Paris - Die rasante Privatisierung von Staatsbetrieben in mehreren früheren Ostblockstaaten hat einer Studie zufolge bei Männern zu einem deutlichen Anstieg der Sterbezahlen geführt. Zwischen 1991 und 1994 seien die Todeszahlen unter Männern in Russland, Kasachstan, Lettland, Litauen und Estland um 42 Prozent gestiegen, berichteten britische Forscher in der Medizinerzeitschrift "The Lancet" am Donnerstag. Sie sehen einen Zusammenhang mit dem gleichzeitigen Anstieg der Arbeitslosigkeit um durchschnittlich über 300 Prozent in diesen Ländern.
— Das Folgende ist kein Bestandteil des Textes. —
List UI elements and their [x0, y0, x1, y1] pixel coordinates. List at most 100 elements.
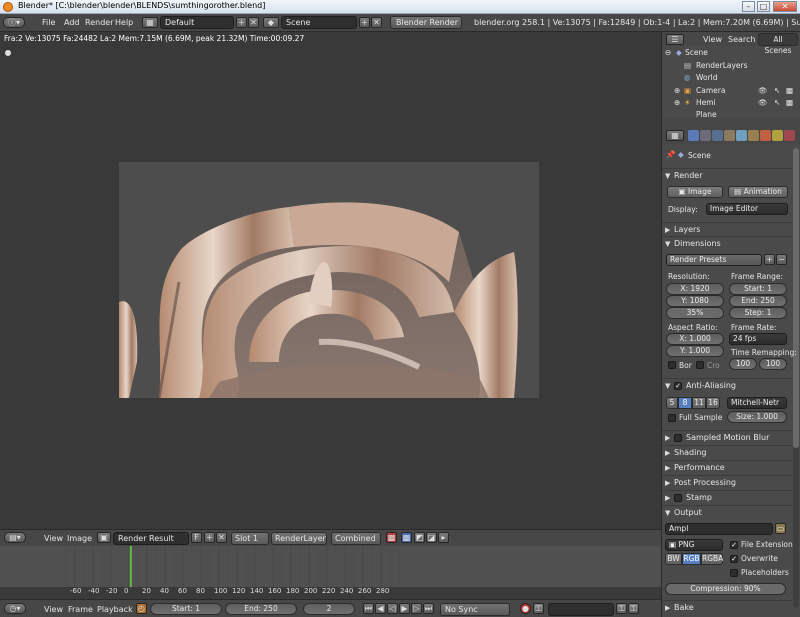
preview-range-icon[interactable]: ◴	[136, 603, 147, 614]
color-mode-rgb[interactable]: RGB	[682, 553, 701, 565]
delete-screen-icon[interactable]: ✕	[248, 17, 259, 28]
scene-tab-icon[interactable]	[700, 130, 711, 141]
add-screen-icon[interactable]: +	[236, 17, 247, 28]
resolution-x-field[interactable]: X: 1920	[666, 283, 724, 295]
expand-icon[interactable]: ⊕	[674, 86, 680, 95]
scrollbar-thumb[interactable]	[793, 148, 799, 448]
editor-type-outliner-icon[interactable]: ☰	[666, 34, 684, 45]
layer-select[interactable]: RenderLayer	[271, 532, 327, 545]
texture-tab-icon[interactable]	[772, 130, 783, 141]
remove-preset-icon[interactable]: −	[776, 254, 787, 265]
menu-view-timeline[interactable]: View	[44, 605, 63, 614]
draw-zbuffer-icon[interactable]: ◪	[426, 532, 437, 543]
material-tab-icon[interactable]	[760, 130, 771, 141]
menu-image[interactable]: Image	[67, 534, 92, 543]
timeline-channel-area[interactable]	[0, 546, 661, 589]
delete-scene-icon[interactable]: ✕	[371, 17, 382, 28]
frame-start-field[interactable]: Start: 1	[729, 283, 787, 295]
insert-keyframe-icon[interactable]: ⚿	[616, 603, 627, 614]
aa-size-field[interactable]: Size: 1.000	[727, 411, 787, 423]
color-mode-bw[interactable]: BW	[665, 553, 682, 565]
draw-alpha-only-icon[interactable]: ◩	[414, 532, 425, 543]
properties-scrollbar[interactable]	[793, 148, 799, 608]
image-editor-area[interactable]: Fra:2 Ve:13075 Fa:24482 La:2 Mem:7.15M (…	[0, 32, 661, 529]
compression-slider[interactable]: Compression: 90%	[665, 583, 786, 595]
file-format-select[interactable]: ▣ PNG	[665, 539, 723, 551]
sync-mode-select[interactable]: No Sync	[440, 603, 510, 616]
aa-samples-5[interactable]: 5	[666, 397, 678, 409]
file-extension-checkbox[interactable]: ✓	[730, 541, 738, 549]
timeline-area[interactable]: -60 -40 -20 0 20 40 60 80 100 120 140 160 180 200 220 2…	[0, 546, 661, 599]
outliner-tab-view[interactable]: View	[703, 35, 722, 44]
overwrite-checkbox[interactable]: ✓	[730, 555, 738, 563]
visibility-eye-icon[interactable]: 👁	[758, 86, 768, 95]
image-browse-icon[interactable]: ▣	[97, 532, 111, 543]
keying-set-icon[interactable]: ⚿	[533, 603, 544, 614]
start-frame-field[interactable]: Start: 1	[150, 603, 222, 615]
object-tab-icon[interactable]	[724, 130, 735, 141]
frame-end-field[interactable]: End: 250	[729, 295, 787, 307]
render-tab-icon[interactable]	[688, 130, 699, 141]
world-tab-icon[interactable]	[712, 130, 723, 141]
aspect-x-field[interactable]: X: 1.000	[666, 333, 724, 345]
delete-keyframe-icon[interactable]: ⚿	[628, 603, 639, 614]
current-frame-field[interactable]: 2	[303, 603, 355, 615]
panel-output-header[interactable]: ▼ Output	[662, 505, 792, 519]
pin-icon[interactable]: 📌	[666, 150, 675, 159]
add-scene-icon[interactable]: +	[359, 17, 370, 28]
timeline-ruler[interactable]: -60 -40 -20 0 20 40 60 80 100 120 140 160 180 200 220 2…	[0, 587, 661, 599]
folder-browse-icon[interactable]: ▭	[775, 523, 786, 534]
menu-frame[interactable]: Frame	[68, 605, 93, 614]
close-button[interactable]: ✕	[773, 1, 797, 12]
border-checkbox[interactable]	[668, 361, 676, 369]
remap-new-field[interactable]: 100	[759, 358, 787, 370]
placeholders-checkbox[interactable]	[730, 569, 738, 577]
panel-dimensions-header[interactable]: ▼ Dimensions	[662, 236, 792, 250]
aa-samples-16[interactable]: 16	[706, 397, 720, 409]
maximize-button[interactable]: □	[757, 1, 770, 12]
menu-playback[interactable]: Playback	[97, 605, 133, 614]
render-animation-button[interactable]: ▤ Animation	[728, 186, 788, 198]
panel-layers-header[interactable]: ▶ Layers	[662, 222, 792, 236]
record-icon[interactable]: ●	[520, 603, 531, 614]
render-camera-icon[interactable]: ▩	[786, 86, 793, 95]
resolution-percentage-field[interactable]: 35%	[666, 307, 724, 319]
keying-set-field[interactable]	[548, 603, 614, 616]
full-sample-checkbox[interactable]	[668, 414, 676, 422]
end-frame-field[interactable]: End: 250	[225, 603, 297, 615]
editor-type-image-icon[interactable]: ▤▾	[4, 532, 26, 543]
outliner-display-mode[interactable]: All Scenes	[758, 33, 798, 55]
expand-icon[interactable]: ⊕	[674, 98, 680, 107]
aa-filter-select[interactable]: Mitchell-Netr	[727, 397, 787, 409]
panel-motion-blur-header[interactable]: ▶ Sampled Motion Blur	[662, 430, 792, 444]
editor-type-properties-icon[interactable]: ▦	[666, 130, 684, 141]
jump-next-key-icon[interactable]: ▷	[411, 603, 422, 614]
panel-antialiasing-header[interactable]: ▼ ✓ Anti-Aliasing	[662, 378, 792, 392]
play-icon[interactable]: ▶	[399, 603, 410, 614]
menu-help[interactable]: Help	[115, 18, 133, 27]
jump-start-icon[interactable]: ⏮	[363, 603, 374, 614]
screen-layout-field[interactable]: Default	[160, 16, 234, 29]
fake-user-button[interactable]: F	[191, 532, 202, 543]
outliner-item-camera[interactable]: ⊕ ▣ Camera 👁 ↖ ▩	[662, 86, 800, 98]
remap-old-field[interactable]: 100	[729, 358, 757, 370]
panel-performance-header[interactable]: ▶ Performance	[662, 460, 792, 474]
panel-render-header[interactable]: ▼ Render	[662, 168, 792, 182]
outliner-area[interactable]: ☰ View Search All Scenes ⊖ ◆ Scene ▤ Ren…	[661, 32, 800, 118]
outliner-item-plane[interactable]: Plane	[662, 110, 800, 118]
outliner-item-renderlayers[interactable]: ▤ RenderLayers	[662, 61, 800, 73]
frame-step-field[interactable]: Step: 1	[729, 307, 787, 319]
menu-render[interactable]: Render	[85, 18, 113, 27]
menu-file[interactable]: File	[42, 18, 55, 27]
aa-samples-8[interactable]: 8	[678, 397, 692, 409]
play-reverse-icon[interactable]: ◁	[387, 603, 398, 614]
draw-alpha-icon[interactable]: ▩	[386, 532, 397, 543]
image-name-field[interactable]: Render Result	[113, 532, 189, 545]
aspect-y-field[interactable]: Y: 1.000	[666, 345, 724, 357]
color-mode-rgba[interactable]: RGBA	[701, 553, 723, 565]
scene-icon[interactable]: ◆	[263, 17, 279, 28]
scene-field[interactable]: Scene	[281, 16, 357, 29]
outliner-tab-search[interactable]: Search	[728, 35, 755, 44]
pin-image-icon[interactable]: ▸	[438, 532, 449, 543]
draw-rgb-icon[interactable]: ▩	[401, 532, 412, 543]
Eine mögliche Ursache für die höheren Sterberaten sei ein stärkerer Alkoholkonsum bei Menschen, die arbeitslos geworden sind, heißt es in der Studie. Zudem hätten im Kommunismus vor allem die Arbeitgeber medizinische und soziale Versorgung ihrer Beschäftigten gewährleistet. Diese Versorgung sei bei Privatisierungen meist verloren gegangen oder stark zurückgefahren worden.
Ein anderer Weg
In anderen Ostblockländern, die langsamer privatisiert oder über ein gutes soziales Netz außerhalb der Firmen verfügt hätten, sei die erhöhte Sterberate nicht zu beobachten, hieß es. Dies seien Albanien, Kroatien, die Tschechische Republik, Polen und Slowenien. Dort sei die Arbeitslosigkeit nur um zwei Prozent gestiegen und die Sterbezahlen bei Männern zwischen 1991 und 1994 um zehn Prozent zurückgegangen.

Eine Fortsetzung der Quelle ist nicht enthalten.